New Delhi, Sept. 6: Be Indian, spray like Indians.
The tourism ministry has taken a bottom-up approach to Indian culture by asking star hotels to junk their toilet paper-only policy. Their bathrooms must now have water sprays and bidets, too.
“It’s essentially a western trend to keep only toilet paper in the loo but many Indian hotels, especially five-star hotels, practise this. When the French, Spanish, Italians and East Asians are not shy about using water, why are we?” a senior ministry official wondered.
The directive is part of the ministry’s revised guidelines for hotel classification, and comes following what officials described as “overwhelming demand” from customers during a recent ministry survey.
All new star hotels that begin operations from April 2016 will need to have sprays and bidets right from the outset. The existing hotels, which may need a plumbing overhaul to carry out the change, have been set a 2022 deadline.
A worried hospitality industry has asked the ministry to excuse the existing hotels.
“Introducing bidets and even water sprays will require extensive plumbing. We cannot do that in existing hotels. So we have requested the ministry to introduce these changes only with prospective effect,” said M.D. Kapoor, general secretary of the Federation of Hotel and Restaurants Association of India.

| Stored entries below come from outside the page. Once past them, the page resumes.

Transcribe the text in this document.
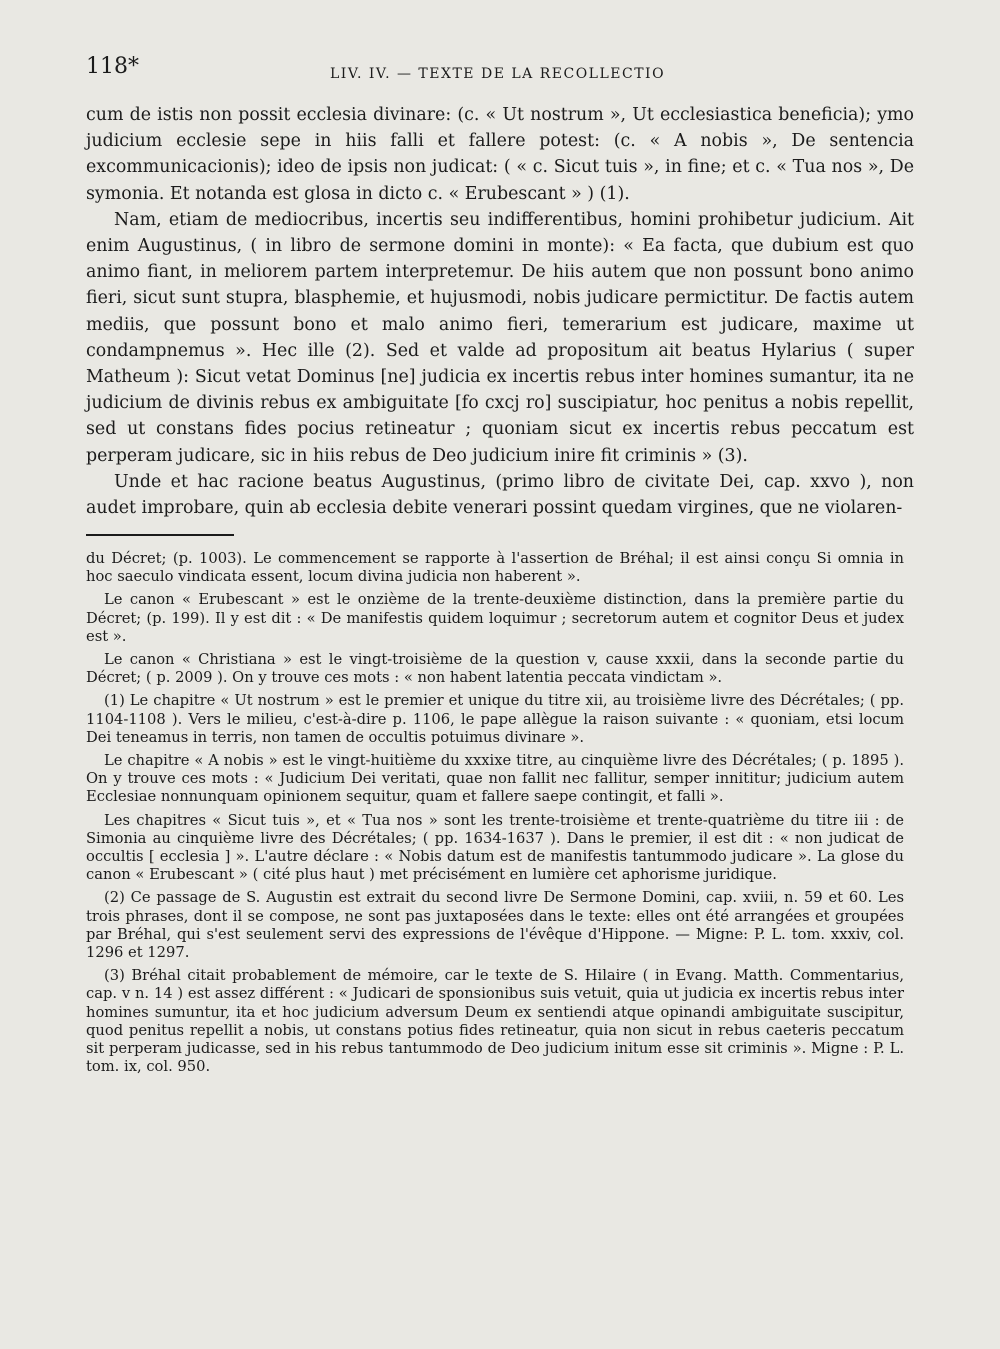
118*	LIV. IV. — TEXTE DE LA RECOLLECTIO

cum de istis non possit ecclesia divinare: (c. « Ut nostrum », Ut ecclesiastica beneficia); ymo judicium ecclesie sepe in hiis falli et fallere potest: (c. « A nobis », De sentencia excommunicacionis); ideo de ipsis non judicat: ( « c. Sicut tuis », in fine; et c. « Tua nos », De symonia. Et notanda est glosa in dicto c. « Erubescant » ) (1).

Nam, etiam de mediocribus, incertis seu indifferentibus, homini prohibetur judicium. Ait enim Augustinus, ( in libro de sermone domini in monte): « Ea facta, que dubium est quo animo fiant, in meliorem partem interpretemur. De hiis autem que non possunt bono animo fieri, sicut sunt stupra, blasphemie, et hujusmodi, nobis judicare permictitur. De factis autem mediis, que possunt bono et malo animo fieri, temerarium est judicare, maxime ut condampnemus ». Hec ille (2). Sed et valde ad propositum ait beatus Hylarius ( super Matheum ): Sicut vetat Dominus [ne] judicia ex incertis rebus inter homines sumantur, ita ne judicium de divinis rebus ex ambiguitate [fo cxcj ro] suscipiatur, hoc penitus a nobis repellit, sed ut constans fides pocius retineatur ; quoniam sicut ex incertis rebus peccatum est perperam judicare, sic in hiis rebus de Deo judicium inire fit criminis » (3).

Unde et hac racione beatus Augustinus, (primo libro de civitate Dei, cap. xxvo ), non audet improbare, quin ab ecclesia debite venerari possint quedam virgines, que ne violaren-

du Décret; (p. 1003). Le commencement se rapporte à l'assertion de Bréhal; il est ainsi conçu Si omnia in hoc saeculo vindicata essent, locum divina judicia non haberent ».

Le canon « Erubescant » est le onzième de la trente-deuxième distinction, dans la première partie du Décret; (p. 199). Il y est dit : « De manifestis quidem loquimur ; secretorum autem et cognitor Deus et judex est ».

Le canon « Christiana » est le vingt-troisième de la question v, cause xxxii, dans la seconde partie du Décret; ( p. 2009 ). On y trouve ces mots : « non habent latentia peccata vindictam ».

(1) Le chapitre « Ut nostrum » est le premier et unique du titre xii, au troisième livre des Décrétales; ( pp. 1104-1108 ). Vers le milieu, c'est-à-dire p. 1106, le pape allègue la raison suivante : « quoniam, etsi locum Dei teneamus in terris, non tamen de occultis potuimus divinare ».

Le chapitre « A nobis » est le vingt-huitième du xxxixe titre, au cinquième livre des Décrétales; ( p. 1895 ). On y trouve ces mots : « Judicium Dei veritati, quae non fallit nec fallitur, semper innititur; judicium autem Ecclesiae nonnunquam opinionem sequitur, quam et fallere saepe contingit, et falli ».

Les chapitres « Sicut tuis », et « Tua nos » sont les trente-troisième et trente-quatrième du titre iii : de Simonia au cinquième livre des Décrétales; ( pp. 1634-1637 ). Dans le premier, il est dit : « non judicat de occultis [ ecclesia ] ». L'autre déclare : « Nobis datum est de manifestis tantummodo judicare ». La glose du canon « Erubescant » ( cité plus haut ) met précisément en lumière cet aphorisme juridique.

(2) Ce passage de S. Augustin est extrait du second livre De Sermone Domini, cap. xviii, n. 59 et 60. Les trois phrases, dont il se compose, ne sont pas juxtaposées dans le texte: elles ont été arrangées et groupées par Bréhal, qui s'est seulement servi des expressions de l'évêque d'Hippone. — Migne: P. L. tom. xxxiv, col. 1296 et 1297.

(3) Bréhal citait probablement de mémoire, car le texte de S. Hilaire ( in Evang. Matth. Commentarius, cap. v n. 14 ) est assez différent : « Judicari de sponsionibus suis vetuit, quia ut judicia ex incertis rebus inter homines sumuntur, ita et hoc judicium adversum Deum ex sentiendi atque opinandi ambiguitate suscipitur, quod penitus repellit a nobis, ut constans potius fides retineatur, quia non sicut in rebus caeteris peccatum sit perperam judicasse, sed in his rebus tantummodo de Deo judicium initum esse sit criminis ». Migne : P. L. tom. ix, col. 950.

Some others have welcomed the move.
“It is not in Indian culture to use toilet paper. This is a legacy left by the British. It is detrimental to nature, too, since so many hundreds of trees are cut down to make paper,” said Bindeshwari Pathak, chairperson of Sulabh International, a sanitation NGO.
“The five-star hotels have been following this (toilet paper-only) policy so that they don’t lose out on business, without realising that many of their clients are Indians.”
The new guidelines also include provisions to enforce transparency about hidden costs, such as:
Hotels can no longer leave their guests guessing about their star status. From next April, each must prominently display its status outside the hotel and at the reception.
Hotels’ websites must spell out all the complimentary facilities and toiletries provided. They must clearly mention which items are free and which are not in a complimentary breakfast. “There should be no hidden costs,” a senior ministry official said.
The websites must also spell out what facilities are provided only “on request” but are included in the room rent.
All hotels with four-star or higher ranking must provide complimentary tea and coffee-making facilities in rooms.
Hotels with three-star or higher ranking must provide an electric iron and an ironing board, a hair dryer, a mini-fridge and a safe in every room.